We used to think “fencing” (using the fence as a barrier to help get a horse sliding in his stop) made a horse bracy in the front end. But I think we just weren’t doing it correctly.
Done properly, fencing can help teach your horse to run straight and true. This is especially important in a short arena, where your run must be as reasonably long as it can be. If your horse begins to anticipate the upcoming fence and starts to shut down, you’ll never get a good stop. “Fencing” teaches him to keep going toward the fence until you give the stop signal.
A second reason you “fence” is to encourage the horse to drive up underneath himself (push from behind) while giving in the face, raising his shoulders, and rounding his back (in other words, increase his collection—think of that accordion) without pulling on his face while sliding. You let the fence do the hard work, and you’re not the “bad guy.”
A third reason for this exercise is to help a horse who’s just beginning to slide. Once he’s loping straight in his approach to the fence, building speed as his rider dictates (never choosing his own speed), and maintaining that speed as he nears the fence, he’ll begin to understand how to keep “running” in front as he starts to slide in the back, to keep from colliding with the fence.
I’ll explain how to fence your horse at a lope; you can also perform it at a trot for the first few times.

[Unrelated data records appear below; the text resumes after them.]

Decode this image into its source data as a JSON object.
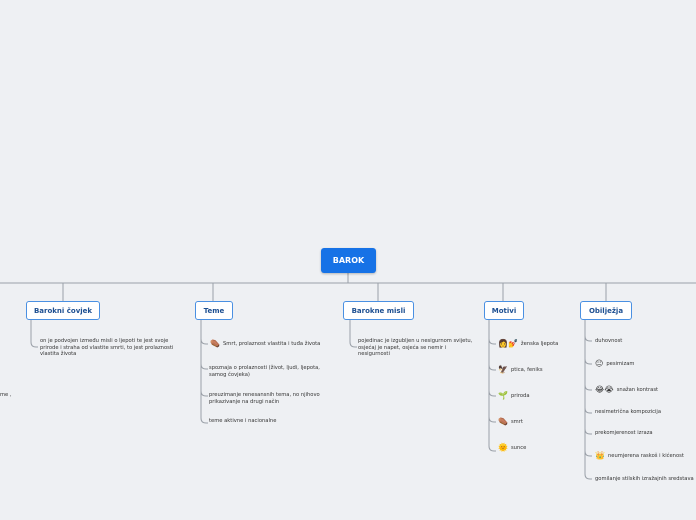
{
  "root": {
    "label": "BAROK"
  },
  "branches": [
    {
      "label": "Barokni čovjek",
      "children": [
        {
          "text": "on je podvojen između misli o ljepoti te jest svoje prirode i straha od vlastite smrti, to jest prolaznosti vlastita života"
        }
      ]
    },
    {
      "label": "Teme",
      "children": [
        {
          "icon": "⚰️",
          "text": "Smrt, prolaznost vlastita i tuđa života"
        },
        {
          "text": "spoznaja o prolaznosti (život, ljudi, ljepota, samog čovjeka)"
        },
        {
          "text": "preuzimanje renesansnih tema, no njihovo prikazivanje na drugi način"
        },
        {
          "text": "teme aktivne i nacionalne"
        }
      ]
    },
    {
      "label": "Barokne misli",
      "children": [
        {
          "text": "pojedinac je izgubljen u nesigurnom svijetu, osjećaj je napet, osjeća se nemir i nesigurnosti"
        }
      ]
    },
    {
      "label": "Motivi",
      "children": [
        {
          "icon": "👩💅",
          "text": "ženska ljepota"
        },
        {
          "icon": "🦅",
          "text": "ptica, feniks"
        },
        {
          "icon": "🌱",
          "text": "priroda"
        },
        {
          "icon": "⚰️",
          "text": "smrt"
        },
        {
          "icon": "🌞",
          "text": "sunce"
        }
      ]
    },
    {
      "label": "Obilježja",
      "children": [
        {
          "text": "duhovnost"
        },
        {
          "icon": "😐",
          "text": "pesimizam"
        },
        {
          "icon": "😂😭",
          "text": "snažan kontrast"
        },
        {
          "text": "nesimetrična kompozicija"
        },
        {
          "text": "prekomjerenost izraza"
        },
        {
          "icon": "👑",
          "text": "neumjerena raskoš i kićenost"
        },
        {
          "text": "gomilanje stilskih izražajnih sredstava"
        }
      ]
    }
  ],
  "clipped_left": {
    "text": "me ,"
  }
}
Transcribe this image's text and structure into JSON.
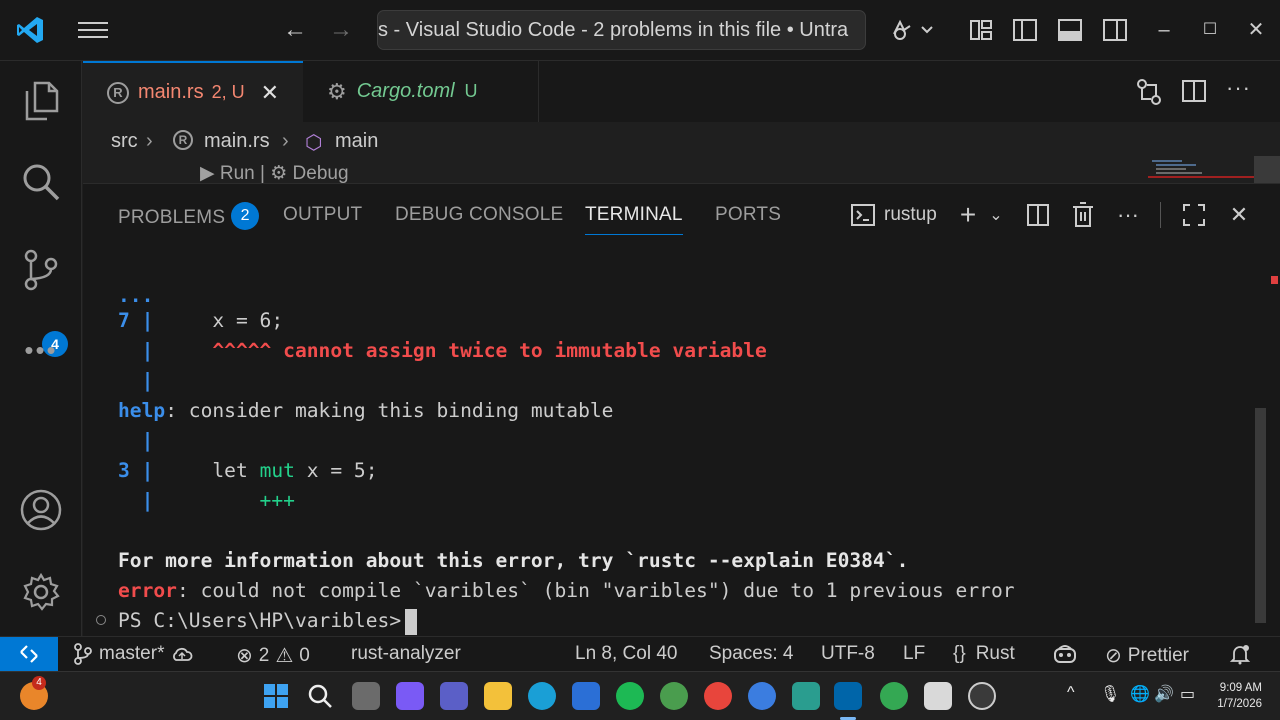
{
  "titlebar": {
    "title": "s - Visual Studio Code - 2 problems in this file • Untra",
    "icons": [
      "vscode-logo",
      "hamburger-menu",
      "back-arrow",
      "forward-arrow",
      "copilot-icon",
      "customize-layout-icon",
      "toggle-primary-sidebar-icon",
      "toggle-panel-icon",
      "toggle-secondary-sidebar-icon",
      "minimize",
      "maximize",
      "close"
    ]
  },
  "activity": {
    "items": [
      "explorer",
      "search",
      "source-control",
      "more"
    ],
    "source_control_badge": "4",
    "bottom": [
      "accounts",
      "manage"
    ]
  },
  "tabs": [
    {
      "name": "main.rs",
      "status": "2, U",
      "active": true,
      "color": "#f48771"
    },
    {
      "name": "Cargo.toml",
      "status": "U",
      "active": false,
      "color": "#73c991"
    }
  ],
  "breadcrumb": {
    "items": [
      "src",
      "main.rs",
      "main"
    ]
  },
  "codelens": {
    "run": "▶ Run",
    "sep": "|",
    "debug": "⚙ Debug"
  },
  "panel": {
    "tabs": [
      {
        "label": "PROBLEMS",
        "badge": "2"
      },
      {
        "label": "OUTPUT"
      },
      {
        "label": "DEBUG CONSOLE"
      },
      {
        "label": "TERMINAL",
        "active": true
      },
      {
        "label": "PORTS"
      }
    ],
    "terminal_name": "rustup"
  },
  "terminal": {
    "l1": "...",
    "l2_num": "7 |",
    "l2_code": "     x = 6;",
    "l3_bar": "  |",
    "l3_carets": "     ^^^^^ cannot assign twice to immutable variable",
    "l4_bar": "  |",
    "l5_help": "help",
    "l5_rest": ": consider making this binding mutable",
    "l6_bar": "  |",
    "l7_num": "3 |",
    "l7_pre": "     let ",
    "l7_mut": "mut",
    "l7_post": " x = 5;",
    "l8_bar": "  |",
    "l8_plus": "         +++",
    "l9": "For more information about this error, try `rustc --explain E0384`.",
    "l10_err": "error",
    "l10_rest": ": could not compile `varibles` (bin \"varibles\") due to 1 previous error",
    "l11_prompt": "PS C:\\Users\\HP\\varibles>"
  },
  "statusbar": {
    "branch": "master*",
    "errors": "2",
    "warnings": "0",
    "analyzer": "rust-analyzer",
    "position": "Ln 8, Col 40",
    "spaces": "Spaces: 4",
    "encoding": "UTF-8",
    "eol": "LF",
    "language": "Rust",
    "formatter": "Prettier"
  },
  "taskbar": {
    "widget_badge": "4",
    "time": "9:09 AM",
    "date": "1/7/2026"
  },
  "colors": {
    "accent": "#0078d4",
    "error": "#f14c4c",
    "help": "#3b8eea",
    "added": "#23d18b"
  }
}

Begin by loping your horse around for a bit until he’s no longer fresh and is beginning to think about wanting to slow down and stop. Then lope a straight line slowly through the middle of the arena toward the end fence (be sure it’s a safe one). Use your legs and reins to keep him straight and perpendicular to the fence. Continue to drive with your legs right up to the fence. When you reach it, don’t pull on the reins; let the fence stop your horse. Then stand and rest for a moment, giving your horse a pat. You want the fence to become “a good place to be” in your horse’s mind. Then repeat the entire sequence.

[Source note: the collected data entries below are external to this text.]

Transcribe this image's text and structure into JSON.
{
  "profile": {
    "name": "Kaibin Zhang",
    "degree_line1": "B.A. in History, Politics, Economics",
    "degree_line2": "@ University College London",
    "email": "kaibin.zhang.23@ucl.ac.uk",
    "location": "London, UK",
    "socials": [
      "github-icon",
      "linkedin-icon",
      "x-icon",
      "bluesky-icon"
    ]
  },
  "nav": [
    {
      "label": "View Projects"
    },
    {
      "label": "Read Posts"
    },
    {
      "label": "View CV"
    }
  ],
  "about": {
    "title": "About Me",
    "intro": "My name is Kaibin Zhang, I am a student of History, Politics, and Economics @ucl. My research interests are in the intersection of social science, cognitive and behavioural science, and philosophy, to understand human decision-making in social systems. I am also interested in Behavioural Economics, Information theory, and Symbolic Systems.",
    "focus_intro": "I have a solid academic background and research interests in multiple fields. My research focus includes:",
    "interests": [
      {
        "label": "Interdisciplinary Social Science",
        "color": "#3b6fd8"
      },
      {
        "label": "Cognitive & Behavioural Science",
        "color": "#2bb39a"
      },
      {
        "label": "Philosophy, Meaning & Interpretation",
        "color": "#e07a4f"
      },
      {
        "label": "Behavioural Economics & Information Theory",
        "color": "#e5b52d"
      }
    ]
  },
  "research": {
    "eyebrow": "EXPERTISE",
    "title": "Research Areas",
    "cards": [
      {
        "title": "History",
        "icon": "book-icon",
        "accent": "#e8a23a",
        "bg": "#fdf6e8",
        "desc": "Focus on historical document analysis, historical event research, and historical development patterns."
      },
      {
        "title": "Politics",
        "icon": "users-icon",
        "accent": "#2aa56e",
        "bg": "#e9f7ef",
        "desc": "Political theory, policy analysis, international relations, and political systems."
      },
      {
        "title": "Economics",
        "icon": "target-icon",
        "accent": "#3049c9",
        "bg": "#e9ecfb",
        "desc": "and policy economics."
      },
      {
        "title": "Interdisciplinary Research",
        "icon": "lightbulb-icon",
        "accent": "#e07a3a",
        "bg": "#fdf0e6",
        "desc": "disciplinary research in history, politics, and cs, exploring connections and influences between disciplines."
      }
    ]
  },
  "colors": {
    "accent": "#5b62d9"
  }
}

As your horse becomes comfortable loping straight up to the fence and stopping, you can begin to say “Whoa” just before the stop.
Over time, as your horse’s confidence in this exercise grows, begin to build speed on the approach to the fence. If your horse starts to get nervous, go back to the last speed at which he was completely comfortable, then build even more slowly from there. And, whenever you’re stopped at the fence, spend as much time as needed until your horse is calm and relaxed.